Walsh is a co-project director with Matthew Wilkens and David Mimno from the Department of Information Science at Cornell University. Their project, “BERT for Humanists,” will develop case studies about and professional development workshops on the use of BERT (bidirectional encoder representations from transformers) for humanities scholars and students interested in large-scale text analysis.
We asked Walsh to tell us a little more about BERT, and how AI and machine reading are and will be pertinent for literary and humanistic study. She kindly provided us with the following response.

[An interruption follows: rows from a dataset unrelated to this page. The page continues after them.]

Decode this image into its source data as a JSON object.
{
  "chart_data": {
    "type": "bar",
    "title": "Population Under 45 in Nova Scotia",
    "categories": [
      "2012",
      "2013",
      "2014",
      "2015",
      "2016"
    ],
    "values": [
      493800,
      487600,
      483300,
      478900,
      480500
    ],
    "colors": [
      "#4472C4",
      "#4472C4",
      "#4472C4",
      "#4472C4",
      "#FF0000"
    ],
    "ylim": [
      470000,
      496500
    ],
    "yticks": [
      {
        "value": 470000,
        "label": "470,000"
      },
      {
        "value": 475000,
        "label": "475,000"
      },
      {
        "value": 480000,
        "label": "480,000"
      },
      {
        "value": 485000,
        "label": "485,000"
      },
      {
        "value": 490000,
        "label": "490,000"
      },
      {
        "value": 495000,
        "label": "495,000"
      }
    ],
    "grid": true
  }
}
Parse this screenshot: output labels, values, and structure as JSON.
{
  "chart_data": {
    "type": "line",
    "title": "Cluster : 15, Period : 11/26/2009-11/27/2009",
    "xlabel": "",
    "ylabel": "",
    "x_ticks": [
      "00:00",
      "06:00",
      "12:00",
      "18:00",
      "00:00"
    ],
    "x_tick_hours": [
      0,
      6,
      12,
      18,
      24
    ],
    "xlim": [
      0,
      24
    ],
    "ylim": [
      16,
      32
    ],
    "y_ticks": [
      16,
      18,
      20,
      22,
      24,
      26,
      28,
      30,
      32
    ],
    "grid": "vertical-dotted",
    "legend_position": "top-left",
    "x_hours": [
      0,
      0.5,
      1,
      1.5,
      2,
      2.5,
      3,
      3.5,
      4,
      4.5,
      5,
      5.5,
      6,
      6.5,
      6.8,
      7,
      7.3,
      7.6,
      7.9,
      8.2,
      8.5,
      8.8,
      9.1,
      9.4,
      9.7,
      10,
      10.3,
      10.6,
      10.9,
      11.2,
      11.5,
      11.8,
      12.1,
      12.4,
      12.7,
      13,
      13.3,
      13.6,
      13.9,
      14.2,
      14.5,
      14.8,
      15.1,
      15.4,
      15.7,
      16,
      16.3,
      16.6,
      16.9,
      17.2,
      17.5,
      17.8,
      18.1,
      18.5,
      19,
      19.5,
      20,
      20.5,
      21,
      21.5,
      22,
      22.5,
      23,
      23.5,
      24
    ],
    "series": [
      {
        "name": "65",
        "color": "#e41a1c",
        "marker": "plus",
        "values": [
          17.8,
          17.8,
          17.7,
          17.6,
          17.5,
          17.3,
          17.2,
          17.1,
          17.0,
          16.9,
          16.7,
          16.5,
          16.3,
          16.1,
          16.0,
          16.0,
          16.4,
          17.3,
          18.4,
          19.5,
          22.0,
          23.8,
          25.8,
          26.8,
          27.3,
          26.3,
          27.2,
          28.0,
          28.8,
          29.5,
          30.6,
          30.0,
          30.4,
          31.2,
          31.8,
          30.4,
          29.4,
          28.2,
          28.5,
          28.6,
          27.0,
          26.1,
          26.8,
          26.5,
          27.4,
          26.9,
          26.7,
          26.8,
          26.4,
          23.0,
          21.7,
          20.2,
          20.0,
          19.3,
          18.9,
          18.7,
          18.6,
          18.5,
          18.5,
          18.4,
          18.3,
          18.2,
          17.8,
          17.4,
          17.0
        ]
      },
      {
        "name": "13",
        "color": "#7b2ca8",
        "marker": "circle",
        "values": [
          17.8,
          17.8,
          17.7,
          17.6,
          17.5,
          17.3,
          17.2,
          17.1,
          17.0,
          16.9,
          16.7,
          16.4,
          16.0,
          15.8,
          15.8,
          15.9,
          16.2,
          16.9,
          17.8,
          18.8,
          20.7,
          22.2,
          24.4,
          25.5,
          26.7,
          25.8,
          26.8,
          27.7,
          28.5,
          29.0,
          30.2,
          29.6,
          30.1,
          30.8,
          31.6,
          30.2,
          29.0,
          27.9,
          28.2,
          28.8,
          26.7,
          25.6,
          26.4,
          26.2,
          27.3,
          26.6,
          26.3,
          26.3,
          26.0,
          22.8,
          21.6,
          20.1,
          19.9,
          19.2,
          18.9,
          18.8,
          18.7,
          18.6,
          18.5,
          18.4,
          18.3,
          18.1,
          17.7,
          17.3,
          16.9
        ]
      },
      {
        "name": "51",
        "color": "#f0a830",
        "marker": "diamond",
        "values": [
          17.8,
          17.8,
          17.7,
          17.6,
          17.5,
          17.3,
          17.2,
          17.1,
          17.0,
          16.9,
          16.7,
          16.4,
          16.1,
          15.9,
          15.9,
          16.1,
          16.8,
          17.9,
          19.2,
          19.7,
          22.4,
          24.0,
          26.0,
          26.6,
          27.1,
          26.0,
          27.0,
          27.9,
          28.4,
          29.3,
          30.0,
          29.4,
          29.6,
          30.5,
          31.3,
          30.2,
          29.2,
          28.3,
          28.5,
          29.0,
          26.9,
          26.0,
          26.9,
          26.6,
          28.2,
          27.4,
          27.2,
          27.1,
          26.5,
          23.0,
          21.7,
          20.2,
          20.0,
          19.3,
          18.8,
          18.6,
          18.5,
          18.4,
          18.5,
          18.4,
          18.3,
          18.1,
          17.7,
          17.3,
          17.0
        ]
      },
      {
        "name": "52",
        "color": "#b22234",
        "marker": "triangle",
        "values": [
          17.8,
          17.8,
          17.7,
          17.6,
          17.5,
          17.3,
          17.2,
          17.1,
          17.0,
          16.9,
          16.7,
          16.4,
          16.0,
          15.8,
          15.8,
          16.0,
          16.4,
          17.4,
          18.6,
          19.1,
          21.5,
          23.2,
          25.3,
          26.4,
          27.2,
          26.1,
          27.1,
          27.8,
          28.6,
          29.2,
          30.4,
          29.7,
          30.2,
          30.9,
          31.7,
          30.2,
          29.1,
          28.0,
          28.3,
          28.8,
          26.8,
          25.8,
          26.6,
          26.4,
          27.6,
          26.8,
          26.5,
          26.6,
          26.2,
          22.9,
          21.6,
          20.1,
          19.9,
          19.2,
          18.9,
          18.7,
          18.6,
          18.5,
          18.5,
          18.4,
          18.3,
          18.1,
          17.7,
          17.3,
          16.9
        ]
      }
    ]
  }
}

Large language models (LLMs) like Google’s BERT and OpenAI’s GPT-3 can now generate text, answer questions, summarize documents, and translate between languages—both human and programming—with levels of accuracy and quality that have never been seen before. Most recently, in November 2022, OpenAI released a chatbot called ChatGPT, built on the slightly revised GPT-3.5 model, which launched the impressive capabilities and concerning limitations of LLMs into the public eye like no model had before.
The BERT for Humanists project, which received an NEH Level I Digital Humanities Advancement Grant in 2021 and an NEH Level III Digital Humanities Advancement Grant in 2023, seeks to make LLMs accessible to humanities scholars so that they can better use, understand, and critique them. The project explores how these technologies, which have revolutionized the field of natural language processing (NLP), might be applied to humanistic text collections and enable scholars to answer humanistic research questions. For example, LLMs can potentially be used to trace how literary genres change over time, analyze how fictional characters interact with each other, or identify and track migration patterns from the locations mentioned in historical documents.
However, there are serious barriers to humanities scholars adopting these technologies in their work and other challenges and concerns. The texts that we study in the humanities are often trickier and more complex than the texts used and studied in NLP contexts — humanistic texts are typically longer, more archaic, and more ambiguous — and NLP tools are not typically designed with humanities scholars’ skillsets or use cases in mind. Plus there are many other ethical, social, and legal questions that have been raised by these models, such as their well-documented biases or their potential to harm living people. For example, LLMs are “trained” on billions of texts and images scraped from the web, which includes the works of living artists and writers, who are not notified, credited, or compensated for their work. These technologies may consequently harm, exploit, and displace living artists. The BERT for Humanists project thus seeks to bridge the technical gap between LLMs and the humanities, but also to inform and empower humanities scholars so that they can appropriately critique these models and fully understand their flaws and limitations.